Auschwitz, i Gulag, e i campi di sterminio non sono il prodotto dell'ateismo. Sono il prodotto di altri dogmi, che sono andati fuori controllo. Il nazionalismo, dogma politico. Hitler non ha ideato il genocidio in Europa a causa dell'ateismo. Anzi Hitler non sembra neppure essere stato ateo: invocava regolarmente Gesù nei suoi discorsi. Ma non è questo il punto. Egli agiva sulla base di altre credenze: dogmi sul giudaismo, sulla purezza della razza germanica...

La storia della jihad musulmana, invece, ha molto a che fare con l'islam. Le atrocità dell'11 settembre hanno molto a che fare con ciò che quei 19 uomini credevano sull'aldilà, sul martirio e il paradiso.

Il fatto che noi non stiamo finanziando la ricerca sulle cellule staminali a livello federale ha molto a che fare con ciò che i cristiani credono, circa il concepimento e l'anima umana. E' molto importante saper individuare le conseguenze specifiche di certe specifiche idee.

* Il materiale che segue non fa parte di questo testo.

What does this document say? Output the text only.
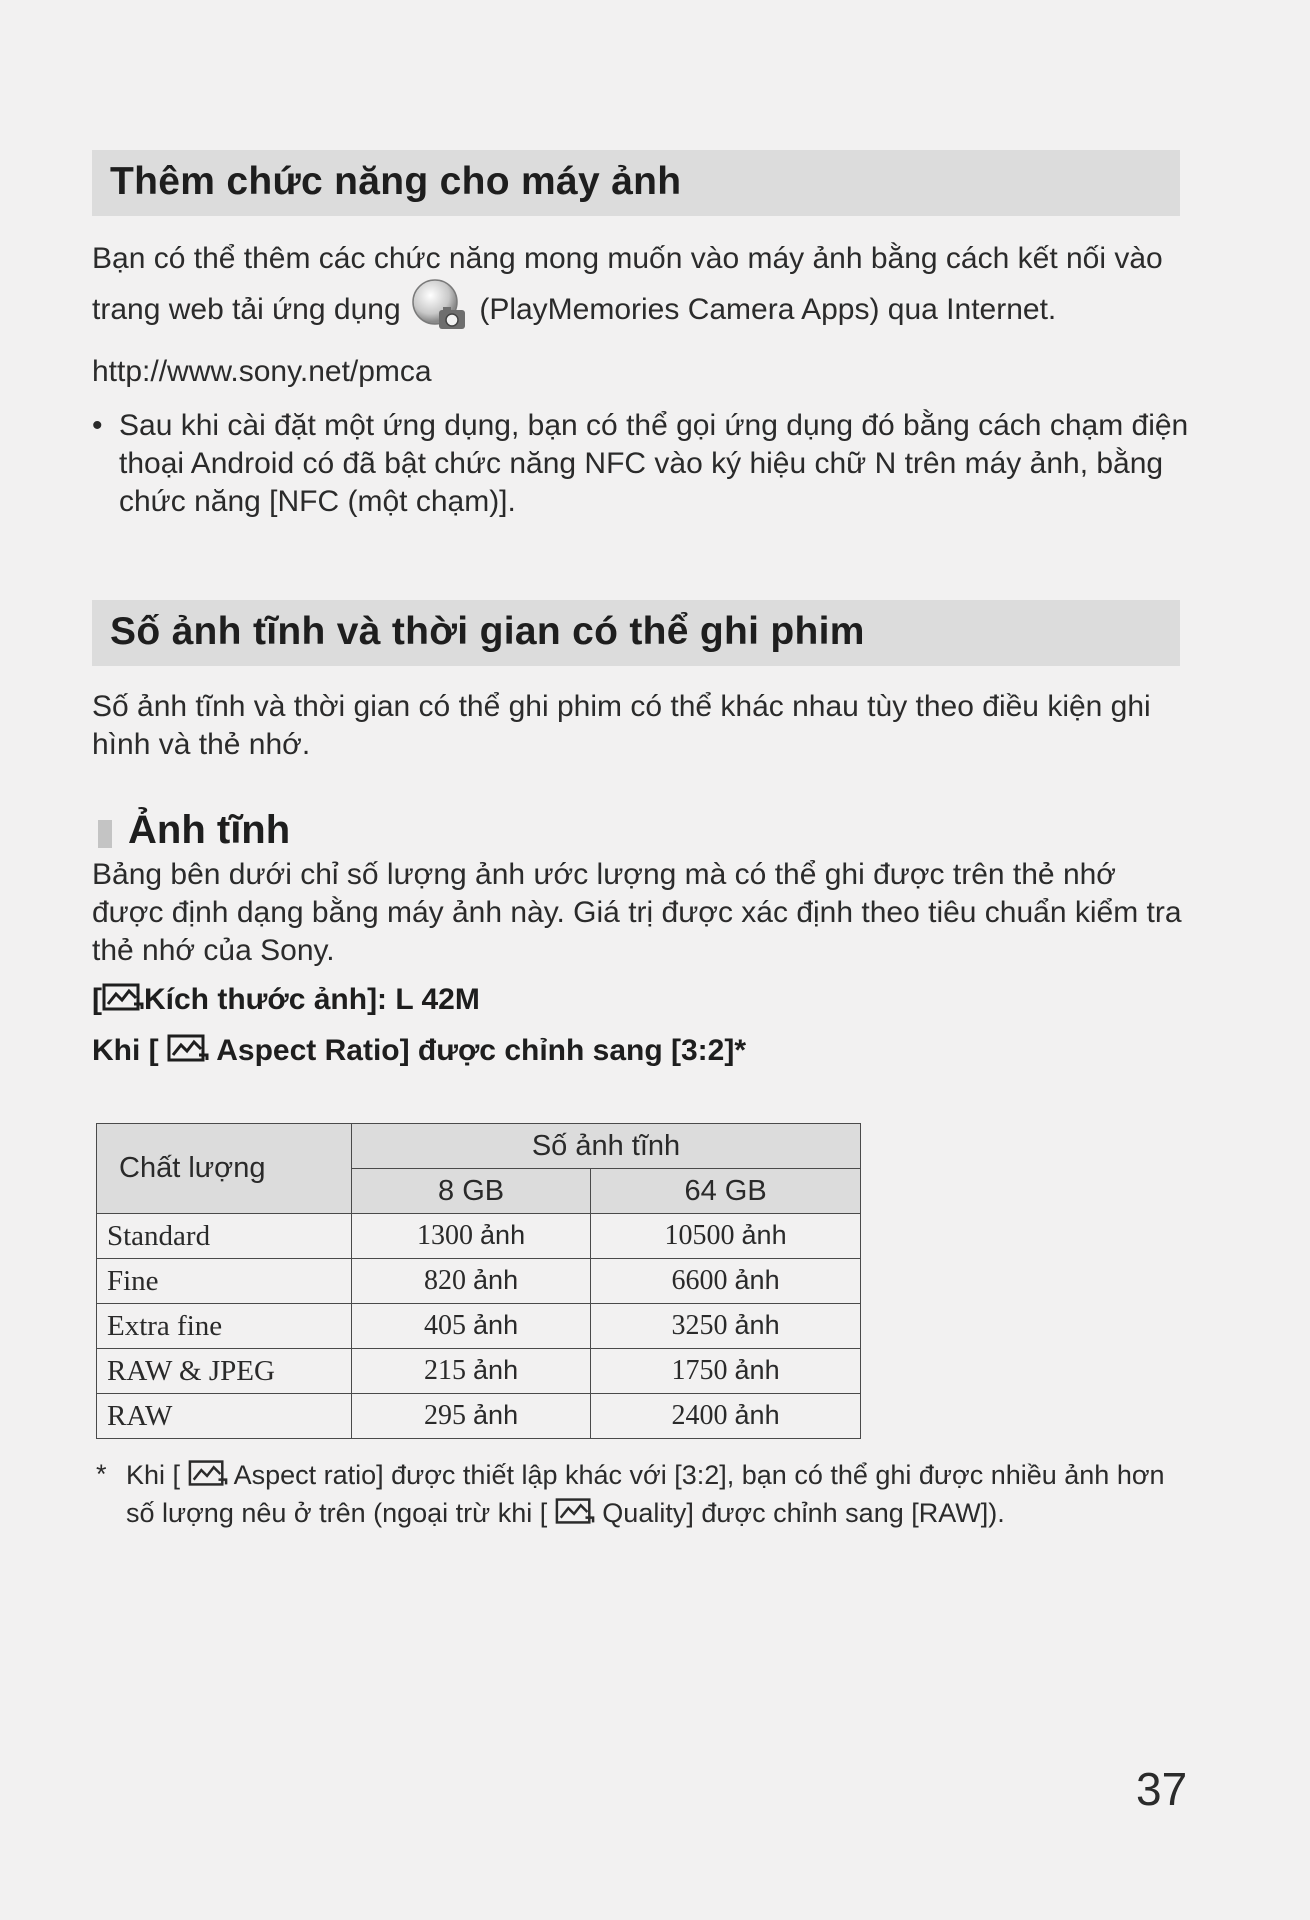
Thêm chức năng cho máy ảnh

Bạn có thể thêm các chức năng mong muốn vào máy ảnh bằng cách kết nối vào trang web tải ứng dụng	(PlayMemories Camera Apps) qua Internet.

http://www.sony.net/pmca

• Sau khi cài đặt một ứng dụng, bạn có thể gọi ứng dụng đó bằng cách chạm điện thoại Android có đã bật chức năng NFC vào ký hiệu chữ N trên máy ảnh, bằng chức năng [NFC (một chạm)].
Số ảnh tĩnh và thời gian có thể ghi phim
Số ảnh tĩnh và thời gian có thể ghi phim có thể khác nhau tùy theo điều kiện ghi hình và thẻ nhớ.
Ảnh tĩnh
Bảng bên dưới chỉ số lượng ảnh ước lượng mà có thể ghi được trên thẻ nhớ được định dạng bằng máy ảnh này. Giá trị được xác định theo tiêu chuẩn kiểm tra thẻ nhớ của Sony.
[ Kích thước ảnh]: L 42M
Khi [ Aspect Ratio] được chỉnh sang [3:2]*
Chất lượng	Số ảnh tĩnh	
	8 GB	64 GB
Standard	1300 ảnh	10500 ảnh
Fine	820 ảnh	6600 ảnh
Extra fine	405 ảnh	3250 ảnh
RAW & JPEG	215 ảnh	1750 ảnh
RAW	295 ảnh	2400 ảnh
* Khi [ Aspect ratio] được thiết lập khác với [3:2], bạn có thể ghi được nhiều ảnh hơn số lượng nêu ở trên (ngoại trừ khi [ Quality] được chỉnh sang [RAW]).
37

Voglio essere molto chiaro: io non sto dicendo che la religione è responsabile per ogni cosa cattiva che una persona religiosa ha fatto nella storia, da bilanciare contro tutte le cose cattive che gli atei hanno fatto. Sto dicendo solo che la religione è responsabile per ciò che le persone hanno fatto, e continueranno a fare, per ragioni esplicitamente religiose.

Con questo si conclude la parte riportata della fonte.